Tiếng Việt


DTU Opened the International Master of Nursing program

On December 9th, DTU opened the Fooyin University of Taiwan International Master of Nursing program, originating from DTU’s policy to partner with foreign institutions to graduate highly-qualified nurses to meet increasing public demand. Dr. Nguyen Minh Loi, Deputy Director of the Ministry of Health Administration of Science and Technology; and representatives of the Boards of Directors and Heads of Nursing Departments of Hospitals in Central region attended the event.  

The ribbon-cutting ceremony

Thirty students started the course in November and defend their dissertations in August 2019. The course was taught by experienced lecturers from Fooyin University and DTU, with visiting lecturers from the Hue University of Medicine and Pharmacy and the Hanoi Medical University. Graduates will receive a Master of Science in Nursing diploma from Fooyin University.

Associate Professor Nguyen Ngoc Minh, DTU Vice-Provost, explained that after much research and negotiation on policy and practical issues, DTU was now ready to open a Master of Nursing course with Fooyin University, which has been approved by the two Ministries of Education and Training in Taiwan and Vietnam. The university was delighted to celebrate the opening of this new, advanced program, after ten years of offering an education in health sciences in Nursing, Pharmacy and Medical Doctor.
“Nursing is unique, and became a separate major only three decades ago,” he explained. “Compared to the development of medicine in general, Nursing has been slow, with fewer Bachelor and postgraduate degree courses offered than in other nearby countries, such as Thailand, Taiwan, Singapore, Malaysia and the Philippines. The Nam Dinh University of Nursing and several small-scale institutions have been teaching in Hanoi and HCM City, and now we have a presence at DTU in Central Vietnam. Although this is a new and complex venture, after 23 years of experience, we will certainly be successful over the next two years.”
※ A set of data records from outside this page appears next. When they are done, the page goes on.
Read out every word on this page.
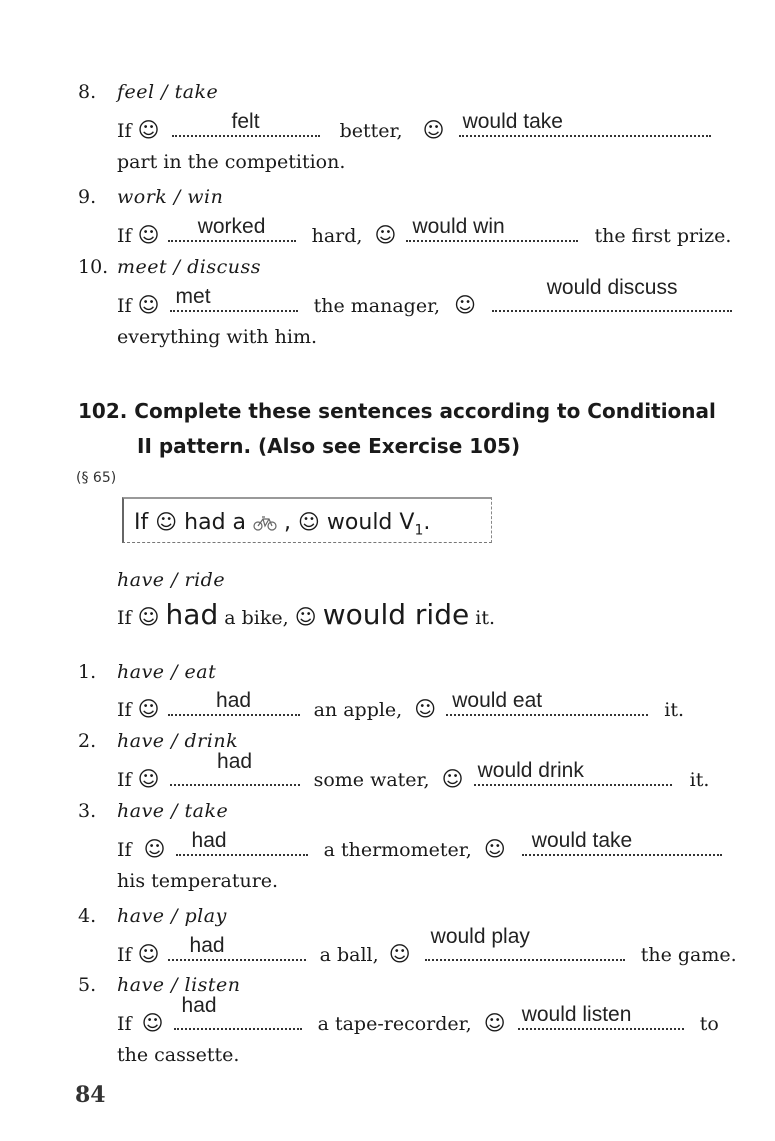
8. feel / take
If ☺	felt	better, ☺ would take
part in the competition.
9. work / win
If ☺	worked	hard, ☺ would win	the first prize.
10. meet / discuss
If ☺ met	the manager, ☺
would discuss
everything with him.
102. Complete these sentences according to Conditional
II pattern. (Also see Exercise 105)
(§ 65)
If ☺ had a , ☺ would $V_1$.
have / ride
If ☺ had a bike, ☺ would ride it.
1. have / eat
If ☺	had	an apple, ☺ would eat	it.
2. have / drink
If ☺
had
some water, ☺ would drink	it.
3. have / take
If ☺ had	a thermometer, ☺ would take
his temperature.
4. have / play
If ☺ had	a ball, ☺
would play
the game.
5. have / listen
If ☺
had
a tape-recorder, ☺ would listen	to
the cassette.
84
Fooyin University was founded by Dr. Chang Peng Tu in 1958. It was the first private nursing university and is runs the only nursing teaching hospital in Taiwan. The university recently entered the top 10 technology universities with the best educational achievements, and has 16 departments with 9,500 students. 
Dr. Kurtis Koli Chang, Fooyin University Vice-President, said that three things were needed to succeed in studies: improved professionalism and communication skills, and being prepared for international integration, all of which the program provides.

DTU began collaborating in health science education ten years ago. In 2009, the Ministries of Education and Training and Health authorized the university to offer a Bachelor of Nursing degree as part of the Faculty of Medicine and Pharmacy. In November 2013, the Faculty of Nursing was split off from the Faculty of Medicine, and a General Nursing major was launched, which has since graduated over a thousand nurses to work in local hospitals and medical facilities. 

DTU lecturers of Nursing have gained much experience working in the field. The university is equipped with special rooms with modern equipment, to provide students with ideal training conditions and access to advanced international programs. DTU collaborates with the University of Illinois in Chicago to share their curricula and invites experienced European nurses to lecture at DTU. In June 2017, the Faculty of Nursing signed an agreement for training and human resource development with the Seirei Social Welfare Community and the Japanese National Council for the Elderly and Blind, giving students the opportunity to study and work in Japan.

Dr. Loi congratulated DTU on its outstanding achievements in health science education in the past, especially for the development of the 3D virtual reality human body simulation training system by a group of DTU researchers, which won a first prize in IT at the 2017 Vietnamese Talent Awards contest. He appreciated the collaboration with Fooyin University and said, “Nursing training in Vietnam is still evolving and we only started offering Master of Nursing degrees twenty years ago. There are currently about sixty educational institutions teaching Bachelors of Nursing programs here, but far fewer at the postgraduate level. This new program demonstrates that DTU is resolved to graduate highly-qualified international nurses, to enhance the quality of health care for residents and visitors alike.”